Today, Mapbox is already collecting anonymized (and ONLY anonymized, says Gundersen) aggregated telemetry data from 200 million users, by way of apps that are using the Mapbox SDK, which include apps from Airbnb, Instacart, Snap, and MasterCard. “When people touch our maps, we get latitude, longitude, topology and more,” Gundersen said.

Acquiring a neural network and AI specialist to help build Mapbox’s AR-based SDK will serve two purposes: it will (Mapbox hopes) be creating a service that people will use, and it will be creating an interface that will start to be able to collect even more data, specifically in the area of street views, which is essential for building out Mapbox’s dataset in its bid to do more in the area of autonomous driving systems.

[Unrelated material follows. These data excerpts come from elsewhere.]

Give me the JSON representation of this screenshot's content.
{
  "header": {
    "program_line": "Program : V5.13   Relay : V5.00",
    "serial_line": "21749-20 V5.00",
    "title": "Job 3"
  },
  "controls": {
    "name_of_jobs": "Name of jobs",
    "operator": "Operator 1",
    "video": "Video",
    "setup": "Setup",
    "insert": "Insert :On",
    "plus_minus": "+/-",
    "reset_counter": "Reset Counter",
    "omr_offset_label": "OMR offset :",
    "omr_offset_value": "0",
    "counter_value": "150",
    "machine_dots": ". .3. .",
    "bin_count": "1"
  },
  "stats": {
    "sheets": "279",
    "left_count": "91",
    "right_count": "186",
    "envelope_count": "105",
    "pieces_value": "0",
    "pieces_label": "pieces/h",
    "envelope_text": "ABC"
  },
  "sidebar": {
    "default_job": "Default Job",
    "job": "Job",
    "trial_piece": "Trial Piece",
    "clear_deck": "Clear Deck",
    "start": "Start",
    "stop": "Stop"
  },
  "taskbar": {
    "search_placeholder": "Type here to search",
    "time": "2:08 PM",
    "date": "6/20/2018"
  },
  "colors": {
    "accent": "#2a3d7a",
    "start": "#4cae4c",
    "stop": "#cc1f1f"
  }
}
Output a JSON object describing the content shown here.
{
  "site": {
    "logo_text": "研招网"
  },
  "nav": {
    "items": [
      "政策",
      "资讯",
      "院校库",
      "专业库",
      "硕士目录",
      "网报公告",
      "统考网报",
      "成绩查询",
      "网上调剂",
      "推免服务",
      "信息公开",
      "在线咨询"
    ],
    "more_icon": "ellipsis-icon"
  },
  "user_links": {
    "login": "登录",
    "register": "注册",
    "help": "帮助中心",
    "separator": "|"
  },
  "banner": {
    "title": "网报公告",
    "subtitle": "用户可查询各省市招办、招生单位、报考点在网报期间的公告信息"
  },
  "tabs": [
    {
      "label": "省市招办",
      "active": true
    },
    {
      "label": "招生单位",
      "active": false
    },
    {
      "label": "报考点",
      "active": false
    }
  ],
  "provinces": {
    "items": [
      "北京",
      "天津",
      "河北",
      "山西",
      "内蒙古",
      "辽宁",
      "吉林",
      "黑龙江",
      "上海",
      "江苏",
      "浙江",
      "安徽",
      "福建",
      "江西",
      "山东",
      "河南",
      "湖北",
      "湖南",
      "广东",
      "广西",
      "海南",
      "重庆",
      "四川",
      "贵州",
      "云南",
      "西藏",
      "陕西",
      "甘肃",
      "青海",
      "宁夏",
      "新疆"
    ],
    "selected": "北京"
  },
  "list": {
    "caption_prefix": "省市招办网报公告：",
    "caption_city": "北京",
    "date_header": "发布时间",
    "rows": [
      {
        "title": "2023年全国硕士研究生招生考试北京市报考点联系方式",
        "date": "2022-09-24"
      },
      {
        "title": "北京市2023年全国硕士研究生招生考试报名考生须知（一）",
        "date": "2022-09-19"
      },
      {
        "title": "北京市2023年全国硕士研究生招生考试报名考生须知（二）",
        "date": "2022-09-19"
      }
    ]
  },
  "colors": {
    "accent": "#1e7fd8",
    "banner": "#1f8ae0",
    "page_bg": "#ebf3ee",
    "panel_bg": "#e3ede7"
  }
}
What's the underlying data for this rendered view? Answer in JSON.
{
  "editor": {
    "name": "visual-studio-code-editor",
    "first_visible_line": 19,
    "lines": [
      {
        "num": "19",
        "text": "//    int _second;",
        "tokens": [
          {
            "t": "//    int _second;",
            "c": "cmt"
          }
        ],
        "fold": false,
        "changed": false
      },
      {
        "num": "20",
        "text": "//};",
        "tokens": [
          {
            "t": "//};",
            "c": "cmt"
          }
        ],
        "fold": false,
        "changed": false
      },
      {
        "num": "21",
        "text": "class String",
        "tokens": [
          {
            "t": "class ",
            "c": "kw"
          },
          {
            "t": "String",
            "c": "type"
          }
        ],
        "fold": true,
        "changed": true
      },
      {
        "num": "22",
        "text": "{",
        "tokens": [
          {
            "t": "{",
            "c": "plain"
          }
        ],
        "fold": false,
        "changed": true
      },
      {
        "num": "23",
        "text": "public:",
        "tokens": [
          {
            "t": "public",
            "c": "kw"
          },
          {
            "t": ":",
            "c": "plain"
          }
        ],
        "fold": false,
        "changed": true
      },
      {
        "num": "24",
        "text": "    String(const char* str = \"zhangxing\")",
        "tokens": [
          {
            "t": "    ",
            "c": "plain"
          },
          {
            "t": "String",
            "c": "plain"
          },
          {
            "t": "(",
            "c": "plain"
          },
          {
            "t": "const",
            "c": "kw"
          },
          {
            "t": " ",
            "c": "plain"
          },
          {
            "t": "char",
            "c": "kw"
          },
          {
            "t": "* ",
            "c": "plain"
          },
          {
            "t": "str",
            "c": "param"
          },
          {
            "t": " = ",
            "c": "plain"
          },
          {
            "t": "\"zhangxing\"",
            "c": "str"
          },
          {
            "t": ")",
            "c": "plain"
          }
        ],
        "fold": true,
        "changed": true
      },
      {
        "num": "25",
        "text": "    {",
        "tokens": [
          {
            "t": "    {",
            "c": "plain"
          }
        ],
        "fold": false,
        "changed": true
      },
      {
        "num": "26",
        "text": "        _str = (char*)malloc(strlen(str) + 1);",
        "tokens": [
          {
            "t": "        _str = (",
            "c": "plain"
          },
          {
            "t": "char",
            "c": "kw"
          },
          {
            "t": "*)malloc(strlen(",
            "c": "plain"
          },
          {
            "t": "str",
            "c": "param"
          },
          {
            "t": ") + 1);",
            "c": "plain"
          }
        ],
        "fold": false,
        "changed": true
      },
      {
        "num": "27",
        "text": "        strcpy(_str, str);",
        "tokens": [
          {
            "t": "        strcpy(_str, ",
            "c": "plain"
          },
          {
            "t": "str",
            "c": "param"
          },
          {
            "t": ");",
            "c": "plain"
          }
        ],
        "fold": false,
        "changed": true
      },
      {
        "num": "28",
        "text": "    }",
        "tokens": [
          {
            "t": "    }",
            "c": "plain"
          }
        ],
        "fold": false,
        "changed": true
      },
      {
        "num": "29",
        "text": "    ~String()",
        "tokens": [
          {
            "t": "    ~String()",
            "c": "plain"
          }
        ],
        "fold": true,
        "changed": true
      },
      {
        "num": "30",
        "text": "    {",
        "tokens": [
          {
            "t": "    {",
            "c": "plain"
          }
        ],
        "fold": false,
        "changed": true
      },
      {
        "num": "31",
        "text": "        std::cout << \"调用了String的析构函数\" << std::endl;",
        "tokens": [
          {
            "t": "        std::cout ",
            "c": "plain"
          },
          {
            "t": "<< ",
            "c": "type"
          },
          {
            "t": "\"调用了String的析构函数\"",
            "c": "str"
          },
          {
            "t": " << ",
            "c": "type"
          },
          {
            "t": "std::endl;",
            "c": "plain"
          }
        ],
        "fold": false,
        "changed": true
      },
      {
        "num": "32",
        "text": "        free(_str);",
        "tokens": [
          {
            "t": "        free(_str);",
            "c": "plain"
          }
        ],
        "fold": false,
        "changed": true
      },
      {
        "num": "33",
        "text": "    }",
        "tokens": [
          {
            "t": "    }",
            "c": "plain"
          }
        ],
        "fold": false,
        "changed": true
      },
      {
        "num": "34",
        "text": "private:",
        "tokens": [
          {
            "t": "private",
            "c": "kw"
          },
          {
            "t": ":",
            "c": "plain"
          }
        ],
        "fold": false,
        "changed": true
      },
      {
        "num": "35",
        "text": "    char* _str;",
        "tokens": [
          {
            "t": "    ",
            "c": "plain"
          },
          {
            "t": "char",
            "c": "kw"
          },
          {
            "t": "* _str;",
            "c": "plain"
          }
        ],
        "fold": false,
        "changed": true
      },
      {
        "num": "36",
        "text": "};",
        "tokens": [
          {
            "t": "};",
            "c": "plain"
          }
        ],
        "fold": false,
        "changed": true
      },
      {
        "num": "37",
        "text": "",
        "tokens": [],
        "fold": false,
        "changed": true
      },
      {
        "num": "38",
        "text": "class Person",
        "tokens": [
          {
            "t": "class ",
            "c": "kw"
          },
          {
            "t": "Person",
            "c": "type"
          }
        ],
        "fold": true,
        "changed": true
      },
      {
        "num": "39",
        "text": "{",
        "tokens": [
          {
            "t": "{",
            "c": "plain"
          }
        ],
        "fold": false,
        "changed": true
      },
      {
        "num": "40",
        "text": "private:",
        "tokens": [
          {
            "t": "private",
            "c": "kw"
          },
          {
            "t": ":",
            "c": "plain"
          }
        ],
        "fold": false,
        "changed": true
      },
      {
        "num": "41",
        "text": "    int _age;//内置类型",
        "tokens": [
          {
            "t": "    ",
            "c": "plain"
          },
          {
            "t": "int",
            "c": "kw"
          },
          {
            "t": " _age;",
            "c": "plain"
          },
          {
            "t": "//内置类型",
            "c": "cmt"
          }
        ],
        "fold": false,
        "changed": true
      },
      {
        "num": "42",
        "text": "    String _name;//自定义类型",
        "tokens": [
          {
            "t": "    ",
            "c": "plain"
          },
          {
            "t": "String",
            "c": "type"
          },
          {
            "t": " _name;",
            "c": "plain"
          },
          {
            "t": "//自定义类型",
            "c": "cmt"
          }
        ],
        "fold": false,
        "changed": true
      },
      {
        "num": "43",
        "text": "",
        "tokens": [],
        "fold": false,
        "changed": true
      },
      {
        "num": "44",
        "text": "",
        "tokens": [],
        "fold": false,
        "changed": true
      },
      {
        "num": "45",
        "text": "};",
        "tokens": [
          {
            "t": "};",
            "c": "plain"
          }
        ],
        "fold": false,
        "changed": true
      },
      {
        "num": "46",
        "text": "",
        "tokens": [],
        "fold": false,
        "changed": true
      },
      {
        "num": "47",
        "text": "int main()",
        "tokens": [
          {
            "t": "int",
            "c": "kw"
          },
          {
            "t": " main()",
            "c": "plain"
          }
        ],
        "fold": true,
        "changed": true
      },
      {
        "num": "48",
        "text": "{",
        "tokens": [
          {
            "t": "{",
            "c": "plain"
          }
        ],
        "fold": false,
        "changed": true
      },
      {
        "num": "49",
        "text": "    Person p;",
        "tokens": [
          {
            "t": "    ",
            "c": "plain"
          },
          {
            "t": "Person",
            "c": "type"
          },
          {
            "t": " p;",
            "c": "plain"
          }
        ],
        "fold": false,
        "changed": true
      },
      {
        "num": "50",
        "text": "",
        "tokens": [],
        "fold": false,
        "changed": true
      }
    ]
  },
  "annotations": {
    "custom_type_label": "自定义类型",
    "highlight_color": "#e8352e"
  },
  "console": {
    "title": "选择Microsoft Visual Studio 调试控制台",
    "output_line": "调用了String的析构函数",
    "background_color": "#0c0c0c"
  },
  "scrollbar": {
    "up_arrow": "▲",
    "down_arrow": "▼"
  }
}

“The AR SDK is focused on AI and presentation, yes, but my interest ultimately is, the more our SDK is used, the more data we get back,” Gundersen explained. “If we do this right, everyone will benefit from that network effect.”

There are still a lot of questions about how this will work, and what applications might come out of AR maps longer term.

Many in the mobile world have talked about how the phone is “disappearing”, with bezels getting thinner and more functions requiring less of your active input to work, but there is still a hurdle when it comes to AR applications on these devices since they, by definition, require active participation and physically holding up your device as you walk.

“I think it will be interesting to see how socially acceptable this is,” said Gundersen. “For walking, I think AR and holding up your phone feels awkward and I don’t know if that will ever be publicly acceptable.” 

For now, the more obvious deployments are in areas like gaming and in-car navigation — two use cases that Mapbox is doubling down on with this deal.